Rooms With a Viewpoint

Thomas Connors Exhibitions

Grand Salon from the Hôtel de la Bouëxière, 1735, as part of the Up All Night in the 1700s installation, at the Minneapolis Institute of Art, 2017–2018. All objects illustrated are in the collection of the Minneapolis Institute of Art. Gift of the Groves Foundation.

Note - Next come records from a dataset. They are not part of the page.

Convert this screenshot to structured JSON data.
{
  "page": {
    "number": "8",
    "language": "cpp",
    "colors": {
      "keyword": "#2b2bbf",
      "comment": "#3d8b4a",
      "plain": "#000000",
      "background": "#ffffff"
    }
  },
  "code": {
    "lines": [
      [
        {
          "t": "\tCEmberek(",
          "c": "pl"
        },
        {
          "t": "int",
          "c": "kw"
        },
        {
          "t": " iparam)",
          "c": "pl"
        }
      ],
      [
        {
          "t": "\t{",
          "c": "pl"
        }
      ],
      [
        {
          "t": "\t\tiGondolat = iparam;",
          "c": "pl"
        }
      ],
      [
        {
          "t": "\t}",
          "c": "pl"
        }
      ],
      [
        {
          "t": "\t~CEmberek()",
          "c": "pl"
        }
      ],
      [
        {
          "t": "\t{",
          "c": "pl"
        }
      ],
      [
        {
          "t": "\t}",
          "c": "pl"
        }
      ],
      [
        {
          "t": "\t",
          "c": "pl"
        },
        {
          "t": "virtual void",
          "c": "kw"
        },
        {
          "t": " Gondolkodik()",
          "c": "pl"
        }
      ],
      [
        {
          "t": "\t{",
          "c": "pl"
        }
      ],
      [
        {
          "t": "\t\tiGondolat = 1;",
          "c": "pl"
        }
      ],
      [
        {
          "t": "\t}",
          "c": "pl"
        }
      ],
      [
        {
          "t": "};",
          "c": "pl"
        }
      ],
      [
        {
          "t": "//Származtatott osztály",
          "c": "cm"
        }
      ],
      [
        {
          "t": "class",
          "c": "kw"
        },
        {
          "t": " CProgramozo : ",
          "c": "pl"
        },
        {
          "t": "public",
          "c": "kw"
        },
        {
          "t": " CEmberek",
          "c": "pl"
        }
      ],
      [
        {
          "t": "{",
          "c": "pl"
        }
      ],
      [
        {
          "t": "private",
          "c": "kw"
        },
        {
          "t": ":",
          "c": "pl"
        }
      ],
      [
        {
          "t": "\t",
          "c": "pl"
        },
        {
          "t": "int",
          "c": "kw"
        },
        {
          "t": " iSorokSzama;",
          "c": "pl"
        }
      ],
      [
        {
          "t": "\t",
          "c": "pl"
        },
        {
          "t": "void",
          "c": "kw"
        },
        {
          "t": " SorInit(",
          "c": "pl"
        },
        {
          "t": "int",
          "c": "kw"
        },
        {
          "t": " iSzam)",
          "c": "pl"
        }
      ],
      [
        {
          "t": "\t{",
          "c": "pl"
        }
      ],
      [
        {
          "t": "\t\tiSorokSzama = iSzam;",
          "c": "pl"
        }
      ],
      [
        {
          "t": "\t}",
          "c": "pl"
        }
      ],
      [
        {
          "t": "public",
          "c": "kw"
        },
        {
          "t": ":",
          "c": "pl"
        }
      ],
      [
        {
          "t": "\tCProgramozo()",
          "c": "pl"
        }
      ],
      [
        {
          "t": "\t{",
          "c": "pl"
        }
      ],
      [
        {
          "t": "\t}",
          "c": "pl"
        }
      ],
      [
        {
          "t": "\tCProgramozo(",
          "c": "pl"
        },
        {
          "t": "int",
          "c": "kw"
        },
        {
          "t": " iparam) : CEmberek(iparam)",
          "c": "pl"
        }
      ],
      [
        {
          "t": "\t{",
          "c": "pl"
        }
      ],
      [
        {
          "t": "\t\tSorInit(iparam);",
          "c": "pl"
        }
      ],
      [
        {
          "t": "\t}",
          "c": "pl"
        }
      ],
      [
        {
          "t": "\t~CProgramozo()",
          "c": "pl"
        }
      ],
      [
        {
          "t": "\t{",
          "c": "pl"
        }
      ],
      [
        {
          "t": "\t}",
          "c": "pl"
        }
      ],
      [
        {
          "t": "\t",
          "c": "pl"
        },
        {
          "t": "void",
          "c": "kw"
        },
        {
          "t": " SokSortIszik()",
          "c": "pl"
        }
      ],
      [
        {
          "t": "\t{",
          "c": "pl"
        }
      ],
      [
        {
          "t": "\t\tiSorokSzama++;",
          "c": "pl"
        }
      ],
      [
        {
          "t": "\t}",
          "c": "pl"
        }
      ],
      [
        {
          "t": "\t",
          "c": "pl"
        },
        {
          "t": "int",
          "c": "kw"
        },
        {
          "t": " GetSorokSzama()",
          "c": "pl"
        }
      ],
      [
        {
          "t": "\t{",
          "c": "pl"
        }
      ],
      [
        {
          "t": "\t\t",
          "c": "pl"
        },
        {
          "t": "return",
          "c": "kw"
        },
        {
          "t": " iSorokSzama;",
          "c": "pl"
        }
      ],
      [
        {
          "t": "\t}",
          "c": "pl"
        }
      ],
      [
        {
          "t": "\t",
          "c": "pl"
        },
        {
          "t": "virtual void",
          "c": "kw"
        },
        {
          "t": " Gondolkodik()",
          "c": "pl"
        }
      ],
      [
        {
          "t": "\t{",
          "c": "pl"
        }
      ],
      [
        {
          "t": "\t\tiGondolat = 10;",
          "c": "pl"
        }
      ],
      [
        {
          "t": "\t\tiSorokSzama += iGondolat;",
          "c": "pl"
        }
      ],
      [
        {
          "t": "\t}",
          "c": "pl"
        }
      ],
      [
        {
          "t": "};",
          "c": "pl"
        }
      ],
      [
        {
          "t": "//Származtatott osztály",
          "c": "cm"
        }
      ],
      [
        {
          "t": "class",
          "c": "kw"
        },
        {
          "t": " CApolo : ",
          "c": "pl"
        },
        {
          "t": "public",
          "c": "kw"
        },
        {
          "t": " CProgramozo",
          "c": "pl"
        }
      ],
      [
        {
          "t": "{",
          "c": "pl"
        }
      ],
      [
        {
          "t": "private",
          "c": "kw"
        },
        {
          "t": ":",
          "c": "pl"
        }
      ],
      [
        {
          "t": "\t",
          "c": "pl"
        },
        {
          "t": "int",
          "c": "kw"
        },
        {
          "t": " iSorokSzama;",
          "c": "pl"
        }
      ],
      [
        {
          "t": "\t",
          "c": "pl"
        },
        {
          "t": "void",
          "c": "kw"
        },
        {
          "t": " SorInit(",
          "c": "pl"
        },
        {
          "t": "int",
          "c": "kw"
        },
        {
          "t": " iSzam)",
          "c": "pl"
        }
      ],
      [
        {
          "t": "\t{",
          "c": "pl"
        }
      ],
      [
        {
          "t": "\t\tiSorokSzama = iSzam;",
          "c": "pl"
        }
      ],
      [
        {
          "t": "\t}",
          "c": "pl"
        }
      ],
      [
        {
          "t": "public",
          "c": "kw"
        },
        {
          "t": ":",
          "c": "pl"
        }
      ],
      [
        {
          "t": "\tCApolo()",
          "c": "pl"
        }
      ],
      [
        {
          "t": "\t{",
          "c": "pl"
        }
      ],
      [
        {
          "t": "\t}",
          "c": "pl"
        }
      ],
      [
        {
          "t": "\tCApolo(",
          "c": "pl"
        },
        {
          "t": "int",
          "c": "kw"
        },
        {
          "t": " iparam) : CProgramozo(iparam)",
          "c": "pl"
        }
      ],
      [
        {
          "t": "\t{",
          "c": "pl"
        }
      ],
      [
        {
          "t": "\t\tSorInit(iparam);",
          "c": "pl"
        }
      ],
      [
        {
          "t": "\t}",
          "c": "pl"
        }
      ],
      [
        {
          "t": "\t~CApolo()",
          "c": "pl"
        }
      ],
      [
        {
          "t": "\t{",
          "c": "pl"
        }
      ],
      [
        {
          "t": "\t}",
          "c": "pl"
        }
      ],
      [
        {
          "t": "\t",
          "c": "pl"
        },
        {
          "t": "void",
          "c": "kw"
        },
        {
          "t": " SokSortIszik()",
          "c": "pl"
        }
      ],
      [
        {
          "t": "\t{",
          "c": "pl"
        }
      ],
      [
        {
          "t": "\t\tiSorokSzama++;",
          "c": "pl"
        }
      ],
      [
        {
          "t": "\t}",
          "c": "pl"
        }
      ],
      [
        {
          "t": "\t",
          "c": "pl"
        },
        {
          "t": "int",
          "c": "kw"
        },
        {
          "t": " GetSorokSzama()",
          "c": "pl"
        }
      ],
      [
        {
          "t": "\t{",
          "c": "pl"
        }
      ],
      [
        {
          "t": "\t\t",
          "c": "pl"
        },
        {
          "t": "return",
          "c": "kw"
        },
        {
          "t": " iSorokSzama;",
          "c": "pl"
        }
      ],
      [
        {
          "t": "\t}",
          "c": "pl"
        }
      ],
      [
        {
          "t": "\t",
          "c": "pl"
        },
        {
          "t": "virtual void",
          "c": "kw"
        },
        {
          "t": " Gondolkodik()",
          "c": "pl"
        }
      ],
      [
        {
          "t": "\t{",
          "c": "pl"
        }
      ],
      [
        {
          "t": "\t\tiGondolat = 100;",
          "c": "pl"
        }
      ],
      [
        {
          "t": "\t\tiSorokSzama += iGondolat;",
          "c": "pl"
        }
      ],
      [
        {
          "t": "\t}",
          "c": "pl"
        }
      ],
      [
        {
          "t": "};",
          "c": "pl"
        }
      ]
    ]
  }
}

Period rooms have figured in the offerings of American museums since 1907, when antiquarian George Francis Dow installed three interiors at the Essex Institute in Salem, Massachusetts (now the Peabody Essex Museum). Subsequent installations in Boston, New York, Philadelphia, Washington, DC, and elsewhere proved appealing to the general public and connoisseurs of the decorative arts, but as long ago as the late 1970s, museum professionals began to reassess these spaces. Their concerns centered primarily on questions of authenticity and issues of display. These remain a matter of debate, but as with institutions generally, currency and inclusiveness now inform the dialogue as well. For the past several years, the Minneapolis Institute of Art (MIA) has taken a new approach to its interior installations with “Living Rooms: The Period Room Initiative.”

The MacFarlane Memorial Room, based on the parlor of the 1796 Otis House in Boston, as installed for Made in China: The MacFarlane Room, 2015–2019. The Chinese export wallpaper is from the late 1700s or early 1800s. Funds from Mrs. W. C. MacFarlane and Wayne H. MacFarlane in memory of Warren C. MacFarlane.

Whether actual rooms moved intact from elsewhere, or recreations generated from various sources, period rooms have generally functioned as didactic exhibits. Sometimes they are a legitimate relic of a place in time; others serve merely as a complementary backdrop to furniture and decorative pieces. “We did a fairly robust survey with visitors and our docents to get their impressions of the period rooms,” relates MIA content strategist Alex Bortolot. “And what we found is that they often think of them as time capsules, which in our museum, they mostly are not. They are the creation of the curatorial team, which makes decisions about what to put on view in them and what stories to tell.”

The Charleston Dining Room, 1773, as part of the Life at the Edge of Empire: North America, c. 1760–1812 installation, 2019–2020. Gift of James F. and Louise H. Bell, in memory of James S. and Sallie M. Bell.

In 2017 Bortolot—along with Jennifer Komar Olivarez, MIA’s head of exhibition planning and strategy— addressed the Charleston Dining and Drawing Rooms (1772), which entered the museum in 1931. Extracted from the home of John Stuart, Britain’s superintendent of Indian Affairs, the spaces functioned as environmental illusions pegged to Stuart’s affluence and status. Drawing from collections elsewhere in the museum, as well as incorporating work by contemporary artists, Bortolot and Olivarez broadened that narrative to underscore Stuart’s close personal and diplomatic relationship with the local Cherokee population and highlight the role of West African enslaved people (of which Stuart counted two hundred among his property) in making the Carolinas the rice bowl of North America.

The Charleston Drawing Room, 1772, as part of the Life at the Edge of Empire installation. Bell gift.

The latest endeavor for the team (along with curator Katie Sisneros and graduate students supported by the University of Minnesota’s Consortium for the Study of the Premodern World) is reinterpreting its English Tudor manor room to reflect sixteenth-century trade between England and the Islamic world. Again, the aim is to see beyond the historical oak paneling and the aesthetic and formal values usually on display in the room, by taking a closer look not only at the commercial links between the two worlds but the clash of cultures as well. A reproduction portrait of Suleiman I and a copy of the Koran are among the objects the Islamic world in in a more visible way in this space,” Olivarez says, “where before it was largely represented by just trade goods.”

The Tudor Room, c. 1600, as part of the Turkish Rugs on Tudor Walls: 16th-Century Trade between England and the Islamic World installation, 2019–2020. Gift of Elisabeth H. Washburn, Margaret Washburn Hunt, Elisabeth Washburn King, and Sidney Washburn Young.

While the MIA approach is not utterly radical, it is significant inasmuch as period rooms are often locked in the proverbial amber, with little attempt made at reinterpretation. “With the Living Rooms initiative,” Bortolot says, “we try to get to some larger truths, and I think our efforts speak to the continuing value of period rooms as spaces for curatorial experimentation.”